Lieferdienste: Bringt der Robo bald Pakete?

Langfristig könnten auf der letzten Meile Roboter-Boten entlasten – die KEP-Dienste bei Arbeitsaufwand und Kosten, aber auch die Städte beim Verkehr, meint eine Studie von EPG und der Hochschule Fulda.

Sieht so die City-Logistik der Zukunft aus? | Foto: EPG
Sieht so die City-Logistik der Zukunft aus? | Foto: EPG
Johannes Reichel
von Christine Harttmann

In einem Whitepaper befasst sich die Erhard und Partner Group (EPG) gemeinsam mit Prof. Dr. Boris Zimmermann von der Hochschule Fulda mit den Herausforderungen, mit denen sich die KEP-Branche zunehmend konfrontiert sieht.
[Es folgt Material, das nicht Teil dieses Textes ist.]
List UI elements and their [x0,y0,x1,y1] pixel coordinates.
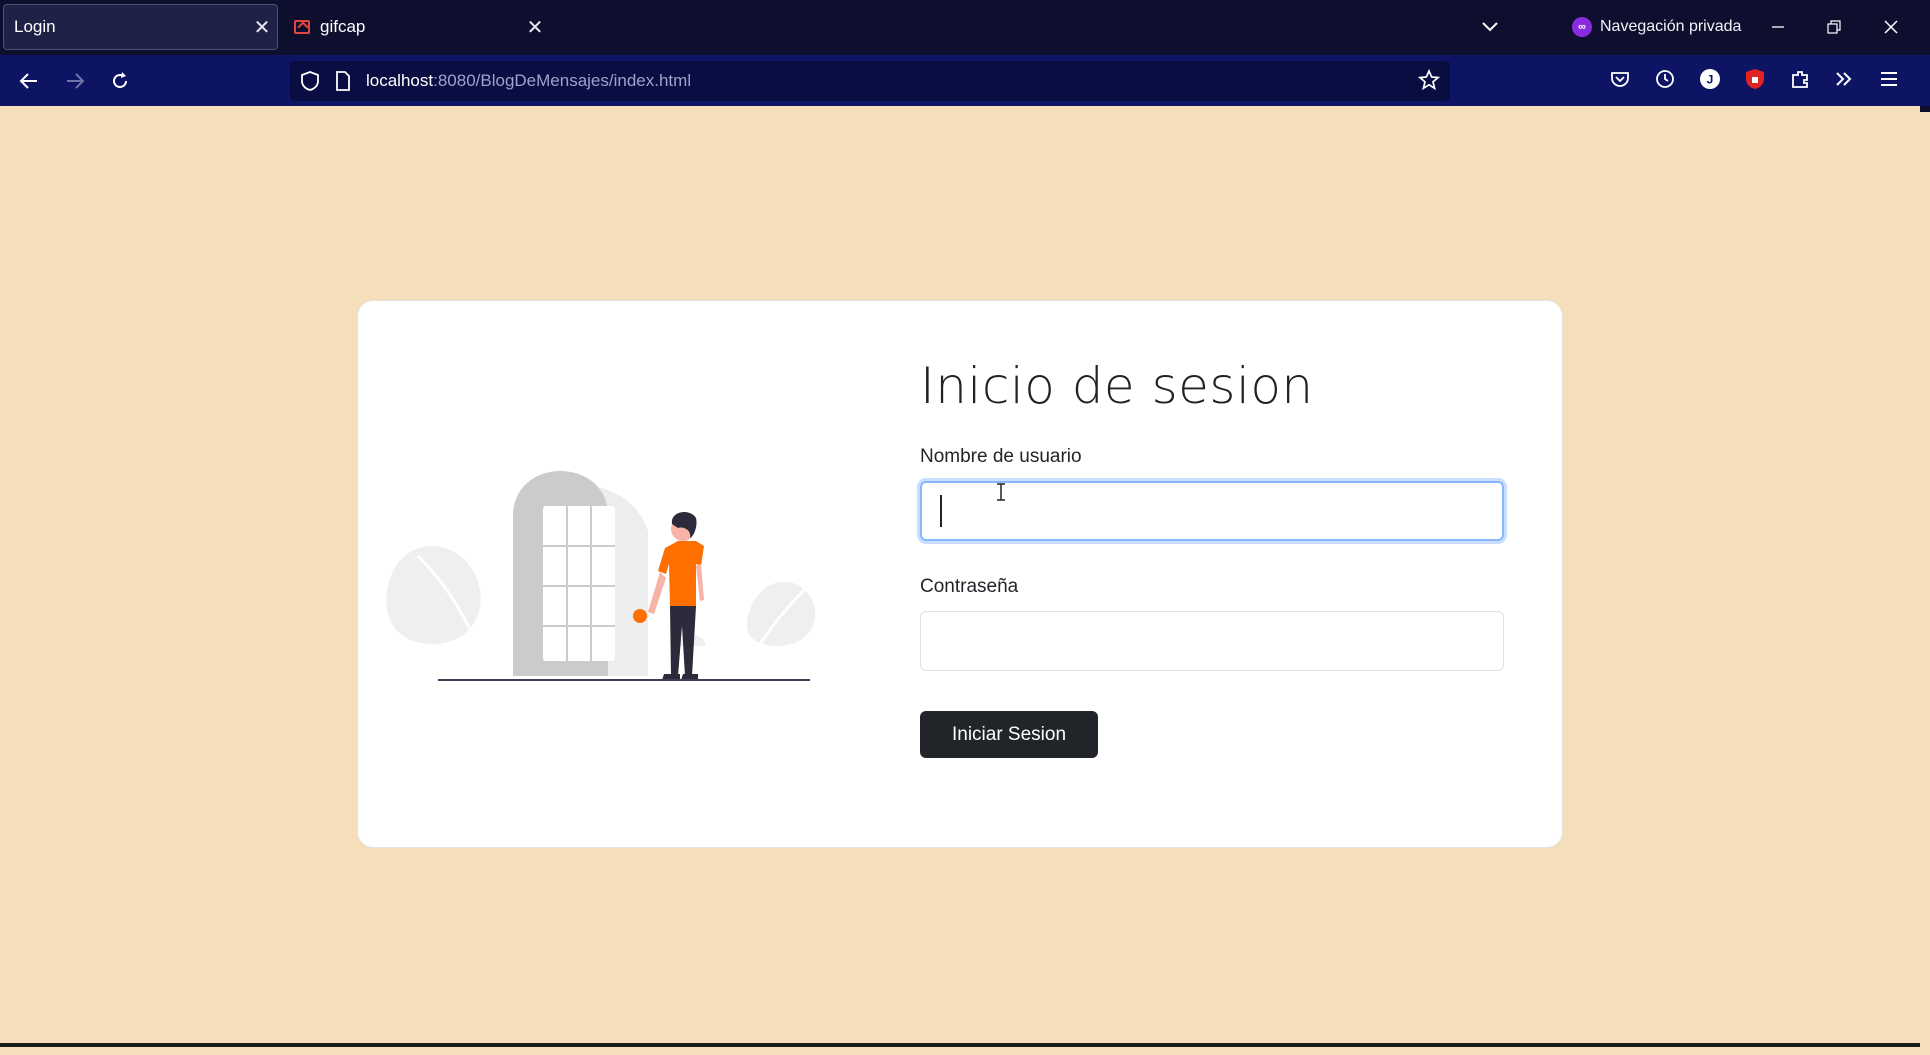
restore-icon [1827,20,1841,34]
clock-icon [1656,70,1674,88]
arrow-left-icon [19,73,37,89]
minimize-button[interactable] [1760,10,1796,44]
password-input[interactable] [920,611,1504,671]
minimize-icon [1772,26,1784,28]
person-at-door-illustration [386,471,816,681]
reload-button[interactable] [103,64,137,98]
login-card: Inicio de sesion Nombre de usuario Contr… [357,300,1563,848]
tab-title: gifcap [320,17,366,36]
restore-button[interactable] [1816,10,1852,44]
tab-close-icon[interactable]: ✕ [520,15,550,40]
url-text[interactable]: localhost:8080/BlogDeMensajes/index.html [366,71,691,91]
reload-icon [113,72,127,88]
page-title: Inicio de sesion [920,357,1314,415]
list-all-tabs-button[interactable] [1475,12,1505,42]
pocket-button[interactable] [1603,62,1637,96]
url-path: :8080/BlogDeMensajes/index.html [433,71,692,90]
more-tools-button[interactable] [1827,62,1861,96]
chevron-down-icon [1482,22,1498,32]
url-host: localhost [366,71,434,90]
double-chevron-right-icon [1836,72,1852,86]
username-label: Nombre de usuario [920,446,1082,467]
tab-title: Login [14,17,56,36]
page-scrollbar[interactable] [1920,106,1930,112]
svg-text:J: J [1707,73,1714,87]
arrow-right-icon [67,73,85,89]
gifcap-favicon-icon [294,20,310,34]
mouse-ibeam-cursor-icon [997,483,1005,501]
private-browsing-label: Navegación privada [1600,18,1742,35]
tab-login[interactable]: Login ✕ [3,4,278,50]
scrollbar-track [0,1043,1920,1047]
login-submit-button[interactable]: Iniciar Sesion [920,711,1098,758]
app-menu-button[interactable] [1872,62,1906,96]
forward-button[interactable] [58,64,92,98]
close-window-button[interactable] [1873,10,1909,44]
password-label: Contraseña [920,576,1019,597]
bookmark-star-icon[interactable] [1418,69,1440,91]
back-button[interactable] [12,64,46,98]
extensions-button[interactable] [1783,62,1817,96]
tab-gifcap[interactable]: gifcap ✕ [290,4,550,50]
profile-extension-button[interactable]: J [1693,62,1727,96]
horizontal-scrollbar[interactable] [0,1040,1930,1055]
private-mask-icon: ∞ [1572,17,1592,37]
tracking-shield-icon[interactable] [300,70,320,92]
profile-j-icon: J [1700,69,1720,89]
ublock-button[interactable] [1738,62,1772,96]
private-browsing-indicator: ∞ Navegación privada [1572,12,1741,42]
login-form: Inicio de sesion Nombre de usuario Contr… [920,356,1510,758]
shield-block-icon [1746,69,1764,89]
pocket-icon [1611,72,1629,87]
close-icon [1884,20,1898,34]
page-info-icon[interactable] [334,70,352,92]
history-button[interactable] [1648,62,1682,96]
tab-close-icon[interactable]: ✕ [247,15,277,40]
browser-tab-bar: Login ✕ gifcap ✕ ∞ Navegación privada [0,0,1930,55]
puzzle-icon [1792,71,1808,88]
hamburger-menu-icon [1881,72,1897,86]
address-bar[interactable]: localhost:8080/BlogDeMensajes/index.html [290,61,1450,101]
text-caret [940,495,942,527]
username-input[interactable] [920,481,1504,541]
Die Logistikexperten geben zudem einen Einblick in verschiedene Zukunftsszenarien, die vielleicht schon bald Realität werden können. Aktuell müssen die KEP-Dienste im Alltag ein hohes Auftragsvolumen bewältigen, das – getrieben vom Online-Handel – stetig ansteigt.

Verschärfte Verkehrsprobleme: Parken in der 2. Reihe

Zugleich sinkt die Akzeptanz der Kunden gegenüber den Zustellern: Parken in zweiter Reihe, Luftverschmutzungen in der Innenstadt durch die Zustellfahrzeuge und kein Verständnis für höhere Lieferkosten sind nur einige Vorwürfe, denen sich Paketdienste stellen müssen. Hinzu kommt, dass die Zustellung einer Sendung zum Empfänger als der kosten- und zeitintensivste Abschnitt in der gesamten Logistikkette gilt. Die letzte Meile sei, so heißt es in dem White Paper, eine Herausforderung. Sie ist mit 50 Prozent der Gesamtkosten der teuerste Abschnitt der Logistikkette.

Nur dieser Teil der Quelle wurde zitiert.